Take a moment to reflect. That’s generally good advice. “For Once, Then, Something” is a reflection on reflecting — on looking and thinking — that teases the double meaning of the word without using it once.
His most familiar poems — “Stopping by Woods on a Snowy Evening,” “Mending Wall” and of course “The Road Not Taken” — seem to pluck worldly wisdom out of the chilly air. He has a reputation for homespun common sense, offered in reassuringly simple forms.
But Frost, who attended Harvard, lived for a time in England and taught for many years at Amherst College, was hardly an unpolished rustic bard. “I choose to be a plain New Hampshire farmer,” he writes in “New Hampshire,” “With an income in cash of, say, a thousand / (From, say, a publisher in New York City).”
Nor was he a postcard poet, soothing readers with picturesque scenery. Frost’s pastoral landscapes are haunted by loss and shadowed by anxiety, doubt and dread. “The Road Not Taken” is more about ambivalence than self-reliance. His skepticism — about politics, religion, other people — trips over a faith that lies like a half-buried stone in his path. What is that man doing at the well? He could be praying.
Frost’s folksy conversational style is more complex than it seems. Here he’s drawing on two Classical Latin poets: Catullus, who specialized in those 11-syllable lines, and Ovid, who gave him his theme.

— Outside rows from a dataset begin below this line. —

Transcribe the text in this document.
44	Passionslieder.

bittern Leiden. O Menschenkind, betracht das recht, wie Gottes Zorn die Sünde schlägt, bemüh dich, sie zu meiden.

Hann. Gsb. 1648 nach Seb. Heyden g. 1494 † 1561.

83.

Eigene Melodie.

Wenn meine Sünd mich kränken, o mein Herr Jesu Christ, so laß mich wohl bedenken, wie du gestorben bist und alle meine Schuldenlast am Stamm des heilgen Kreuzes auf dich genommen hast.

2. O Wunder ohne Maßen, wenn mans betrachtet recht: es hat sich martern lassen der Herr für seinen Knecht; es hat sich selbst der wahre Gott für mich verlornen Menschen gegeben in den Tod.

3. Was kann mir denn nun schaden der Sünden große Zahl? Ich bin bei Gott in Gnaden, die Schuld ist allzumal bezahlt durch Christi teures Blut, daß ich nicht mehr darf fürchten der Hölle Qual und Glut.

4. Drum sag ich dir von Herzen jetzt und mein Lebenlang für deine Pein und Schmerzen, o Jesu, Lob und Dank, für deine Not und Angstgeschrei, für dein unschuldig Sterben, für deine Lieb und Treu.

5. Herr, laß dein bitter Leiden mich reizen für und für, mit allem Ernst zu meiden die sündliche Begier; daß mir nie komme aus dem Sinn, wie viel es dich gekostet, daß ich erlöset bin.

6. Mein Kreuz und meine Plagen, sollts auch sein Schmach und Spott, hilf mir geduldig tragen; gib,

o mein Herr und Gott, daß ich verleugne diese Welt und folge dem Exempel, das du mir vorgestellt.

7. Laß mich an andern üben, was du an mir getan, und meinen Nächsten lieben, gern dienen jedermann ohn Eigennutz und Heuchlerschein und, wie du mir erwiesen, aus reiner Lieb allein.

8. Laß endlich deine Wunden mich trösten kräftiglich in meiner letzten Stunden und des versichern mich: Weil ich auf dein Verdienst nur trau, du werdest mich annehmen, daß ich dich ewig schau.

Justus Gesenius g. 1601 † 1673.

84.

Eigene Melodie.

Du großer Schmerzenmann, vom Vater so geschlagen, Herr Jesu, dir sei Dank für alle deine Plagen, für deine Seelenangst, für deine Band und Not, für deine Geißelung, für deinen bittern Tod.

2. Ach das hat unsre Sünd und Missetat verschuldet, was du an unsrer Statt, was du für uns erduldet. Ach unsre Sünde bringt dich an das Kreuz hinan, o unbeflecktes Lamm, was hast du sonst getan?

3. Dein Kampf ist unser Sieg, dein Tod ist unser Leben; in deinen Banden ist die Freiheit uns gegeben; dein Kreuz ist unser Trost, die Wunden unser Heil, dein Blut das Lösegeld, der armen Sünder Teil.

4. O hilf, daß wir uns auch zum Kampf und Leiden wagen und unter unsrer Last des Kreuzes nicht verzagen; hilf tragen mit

“For Once, Then, Something,” is transparently about narcissism, a word that Freud and other theorists of human psychology began to use in the early 20th century. They borrowed the term from Book 3 of Ovid’s “Metamorphoses,” which tells the story of Narcissus, a young man who falls in love with his own reflection.
Frost’s well is a modern version of Narcissus’ pool, and his poem is a meditation on self-absorption and its limits. At the beginning, he’s tuning out the world, admiring the way the elements — sky, water, air — combine to give him back a picture of himself. Then something comes along to spoil the picture.
Something, or someone? In Ovid’s poem, Narcissus is loved by a nymph, whose name is Echo.
The poem isn’t all about him. It’s about us, too. Isn’t that something?
Listen to A.O. Scott read the poem.
FOR ONCE, THEN, SOMETHING by Robert Frost
For Once, Then, Something
Others taunt me with having knelt at well–curbs
Always wrong to the light, so never seeing
Deeper down in the well than where the water
Gives me back in a shining surface picture
Me myself in the summer heaven, godlike,
Looking out of a wreath of fern and cloud puffs.
Once, when trying with chin against a well–curb,
I discerned, as I thought, beyond the picture,
Through the picture, a something white, uncertain,
Something more of the depths—and then I lost it.
Water came to rebuke the too clear water.
One drop fell from a fern, and lo, a ripple
Shook whatever it was lay there at bottom,
Blurred it, blotted it out. What was that whiteness?
Truth? A pebble of quartz? For once, then, something.